Until we decide if copyRows will work on discontinuous or non-monotonic rows, we could check the input and throw an exception. What is the missing row policy for copyRows? Consolidate rows in destination, or leave room for blank rows (related to how getRows is implemented).


[1] http://stackoverflow.com/questions/5785724/how-to-insert-a-row-between-two-rows-in-an-existing-excel-with-hssf-apache-poi
[2] http://www.zachhunter.com/2010/05/npoi-copy-row-helper/
Comment 1 Javen O'Neal 2015-09-13 12:13:24 UTC
Created attachment 33102 [details]
Test case workbook

Adding workbook to use for unit tests
Comment 2 Javen O'Neal 2015-09-14 07:29:53 UTC
Created attachment 33105 [details]
Progress made so far on adding copyRows to XSSF

HSSF and SXSSF implementations will follow once I have XSSF row/cell copy done.
Comment 3 Javen O'Neal 2015-09-22 03:59:31 UTC
Created attachment 33130 [details]
Progress made so far on adding copyRows to XSSF

* Moved several pre-requisites out into their own bugs, marked as blockers for this bug.
* Rebased to r1704452
* still only implemented for XSSFWorkbooks, with placeholders for SXSSFWorkbooks and HSSFWorkbooks.

I am waiting on blockers being resolved before continuing to develop this copyRows feature.
Comment 4 Javen O'Neal 2015-09-23 18:31:12 UTC
Created attachment 33138 [details]
[PATCH] copyRows implemented for XSSFWorkbooks

I think this patch is ready to be deployed for testing with XSSFWorkbooks. copyRows support has been stubbed out for HSSFWorkbooks and SXSSFWorkbooks and will be implemented in a future patch if someone has motivation to write them.
I have annotated most of the new methods with @Beta to indicate the API may change based on your feedback.

Limitations:
* does not evaluate copied formulas or cache the result
* does not copy array formulas
* does not copy PivotTables or Tables
* I have not tested copying rows from an external workbook

After patching with the blocking bugs, this patch has a merge conflict with bug 58439 that will need to be resolved manually (or I can rebase this patch once bug 58439 is fixed).
Comment 5 Javen O'Neal 2015-10-06 19:51:12 UTC
TODO: add unit test for shifting or copying a formula that contains an unregistered user-defined function (bug 58452).
Comment 6 Javen O'Neal 2015-10-11 09:49:53 UTC
TODO: Test for XmlDisconnectedValue errors (learn from shiftRows implementation with bug 53798)
Comment 7 Javen O'Neal 2015-11-02 03:15:36 UTC
Row copy is now ready for testing in XSSFWorkbooks!

Applied changes for row copy support for XSSFWorkbooks in r1711864, r1711866, r1711879, and r1711885 to trunk.
Site docs updated in r1711888.

Several minor supporting changes from attachment 33138 [details] were made in their own commits.
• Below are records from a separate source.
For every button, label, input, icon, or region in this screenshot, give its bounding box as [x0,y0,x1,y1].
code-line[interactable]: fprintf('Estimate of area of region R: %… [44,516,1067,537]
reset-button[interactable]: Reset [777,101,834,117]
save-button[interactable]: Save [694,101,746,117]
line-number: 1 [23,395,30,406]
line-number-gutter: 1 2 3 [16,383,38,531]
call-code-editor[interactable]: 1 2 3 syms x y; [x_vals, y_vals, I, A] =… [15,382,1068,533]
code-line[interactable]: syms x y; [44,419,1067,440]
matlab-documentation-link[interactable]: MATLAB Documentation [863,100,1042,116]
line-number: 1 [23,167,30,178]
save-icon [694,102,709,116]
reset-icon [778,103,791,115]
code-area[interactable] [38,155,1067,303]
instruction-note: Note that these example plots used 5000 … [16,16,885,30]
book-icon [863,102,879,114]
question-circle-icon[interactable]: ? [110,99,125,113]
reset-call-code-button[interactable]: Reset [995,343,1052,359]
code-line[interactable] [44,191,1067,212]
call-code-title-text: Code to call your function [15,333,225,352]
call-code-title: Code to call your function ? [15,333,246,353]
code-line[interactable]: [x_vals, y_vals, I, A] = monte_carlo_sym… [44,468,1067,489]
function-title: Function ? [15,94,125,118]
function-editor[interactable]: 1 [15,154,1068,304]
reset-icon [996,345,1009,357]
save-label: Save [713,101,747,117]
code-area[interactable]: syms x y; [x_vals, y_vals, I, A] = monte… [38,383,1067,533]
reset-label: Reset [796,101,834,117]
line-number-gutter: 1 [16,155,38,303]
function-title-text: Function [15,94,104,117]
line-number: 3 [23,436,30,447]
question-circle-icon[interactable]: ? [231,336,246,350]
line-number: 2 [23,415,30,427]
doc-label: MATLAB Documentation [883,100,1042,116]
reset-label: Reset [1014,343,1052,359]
When the code for HSSFWorkbooks is written, the code and tests will be moved up to the Sheet/Row/Cell Interface and BaseTestSheet/BaseTestRow/BaseTestCell level.
Comment 8 Javen O'Neal 2015-11-02 03:23:14 UTC
In this first release, the following are implemented and tested:
* copies cell values (all Excel-primitive data types)
* copies cell styles
* copies cell formulas, offsetting relative cell references by the distance of the row copy
* copies merged cell regions

The following are implemented but not tested:
* copies row height

The following are not implemented or tested:
* copies cell comments
* copies array formulas
* copies conditional formatting
* copies tables, pivot tables
* copies hyperlinks
Comment 9 Javen O'Neal 2015-11-02 10:00:54 UTC
Added hyperlink copying and merging (only copies a hyperlink from source if source has a hyperlink) for XSSFWorkbooks in r1711926.